During Bruno’s time at the University, through volunteering with children and working with doctors in the UVA Medical Center’s emergency room, she has learned that it’s the personal touch, and a touch of heart, that make a great doctor.
“When I first decided to pursue medicine, it was all about the science,” she said. “I absolutely loved genetics and I was interested in research. I wanted to find ways to minimize chemotherapy’s devastating side effects through targeted drug delivery.”

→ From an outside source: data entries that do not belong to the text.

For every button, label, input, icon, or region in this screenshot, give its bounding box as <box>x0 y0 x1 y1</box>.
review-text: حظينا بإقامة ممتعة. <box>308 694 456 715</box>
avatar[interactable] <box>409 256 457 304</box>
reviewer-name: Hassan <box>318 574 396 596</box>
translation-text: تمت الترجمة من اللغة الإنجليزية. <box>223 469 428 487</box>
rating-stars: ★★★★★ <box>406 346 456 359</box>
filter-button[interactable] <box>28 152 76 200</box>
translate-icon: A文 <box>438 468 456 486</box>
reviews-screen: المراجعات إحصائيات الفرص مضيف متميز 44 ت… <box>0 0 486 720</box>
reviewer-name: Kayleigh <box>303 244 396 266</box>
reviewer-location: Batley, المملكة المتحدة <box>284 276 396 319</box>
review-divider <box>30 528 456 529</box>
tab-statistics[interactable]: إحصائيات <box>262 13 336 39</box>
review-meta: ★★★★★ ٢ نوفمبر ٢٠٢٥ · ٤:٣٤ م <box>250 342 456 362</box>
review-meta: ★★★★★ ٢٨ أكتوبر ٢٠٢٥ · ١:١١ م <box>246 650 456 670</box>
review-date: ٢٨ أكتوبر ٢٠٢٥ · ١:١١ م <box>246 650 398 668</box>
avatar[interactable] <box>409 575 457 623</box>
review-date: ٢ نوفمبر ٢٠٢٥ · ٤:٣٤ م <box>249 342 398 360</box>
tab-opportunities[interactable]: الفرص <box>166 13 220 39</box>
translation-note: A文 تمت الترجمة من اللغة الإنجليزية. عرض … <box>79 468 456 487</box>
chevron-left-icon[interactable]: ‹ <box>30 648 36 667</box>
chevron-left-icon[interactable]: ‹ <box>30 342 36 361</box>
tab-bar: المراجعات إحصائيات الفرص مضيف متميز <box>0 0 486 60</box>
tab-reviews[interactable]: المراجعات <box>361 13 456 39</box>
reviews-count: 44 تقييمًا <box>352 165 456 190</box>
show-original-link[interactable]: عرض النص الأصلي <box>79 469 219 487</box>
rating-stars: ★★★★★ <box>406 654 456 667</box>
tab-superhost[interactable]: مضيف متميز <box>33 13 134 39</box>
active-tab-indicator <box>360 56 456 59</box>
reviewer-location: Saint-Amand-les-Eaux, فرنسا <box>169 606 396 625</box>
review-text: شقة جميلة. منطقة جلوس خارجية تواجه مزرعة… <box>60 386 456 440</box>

At UVA, she dove into laboratory research through the Virginia International Genetically Engineered Machine team, winning a gold medal at a North American jamboree held in Toronto. She found that she loved working in a lab. But along the way she realized that medicine goes beyond the results of science. It’s about “establishing healing relationships with patients that improve quality of life,” she said.
“Science may never solve all major medical problems, but medicine can still provide small miracles by focusing holistically on each patient as a person,” she said.
She witnessed one such miracle when skiing with Doug, a 28-year-old paraplegic who zoomed past amazed skiers on a mono-ski down one of the steepest, most difficult slopes. Bruno realized that “medication, therapy and a little encouragement” helped him do this, and that active engagement with patients involves trust and collaboration.
To further her experience with patients, Bruno took a job as a medical scribe in UVA’s emergency room. A scribe works closely with physicians, observing patient interviews and documenting pertinent information in the electronic medical record. This has offered Bruno firsthand encounters with people from all walks of life who seek treatment for a range of medical issues – some very serious, and some requiring little more than a bandage. And she has observed the medical professionals who are providing the best care possible in a fast-paced setting that requires plenty of triage.
Bruno is able to witness “people at their best and worst,” she said.
“I see doctors who I want to emulate in my career, and occasionally I observe an attitude or behavior I hope to avoid,” she said. “It has helped me see what it takes to be a compassionate doctor.”
Her experiences have led to a strong interest in biomedical ethics, and a minor in that area. Bruno completed a summer fellowship last year in biomedical ethics research at the Mayo Clinic and earned a summer ethics internship award from UVA’s Institute for Practical Ethics and Public Life. This semester, she is teaching an undergraduate seminar on the ethics of organ transplantation.
“Having seen doctors grapple with the limits of professionalism, health care resource allocation and decisions regarding end-of-life care, I know that my biomedical ethics knowledge will be part of my everyday work as a physician, enabling me to take the best possible care of my patients,” she said.
“Bethany Bruno is without question one of the finest students I’ve had the pleasure to teach and mentor in my 27 years on the UVA faculty,” biology professor Michael Wormington said. “She is an exceptional student, and one of the most decent, caring individuals I have known.”
When Bruno isn’t teaching or skiing or scribing, she plays the harp as a creative outlet. She began taking lessons in the fifth grade before joining the American Youth Harp Ensemble two years later. The group has performed at Carnegie Hall, the Kennedy Center, the White House and in London and Vienna.
Bruno came to UVA as a U.S. Presidential Scholar, National Merit Scholar and Echols Scholar. She has won three additional scholarships and is a Raven Society member. She’s proud to note that her mother is an alumna of the McIntire School of Commerce, and her sister is a third-year commerce student.
After gaining admittance to 11 medical schools, Bruno has accepted a full scholarship to the Cleveland Clinic Lerner College of Medicine of Case Western Reserve University, beginning in July. She said she will bring with her the stimulating experiences that have shaped her at UVA, and memories of the people who have inspired her and helped her develop – patients, physicians, professors and fellow students.
“Their stories have become part of me,” she said. “They inspire me to take nothing for granted and to embrace life’s challenges with patience, creativity, composure, compassion and resilience.”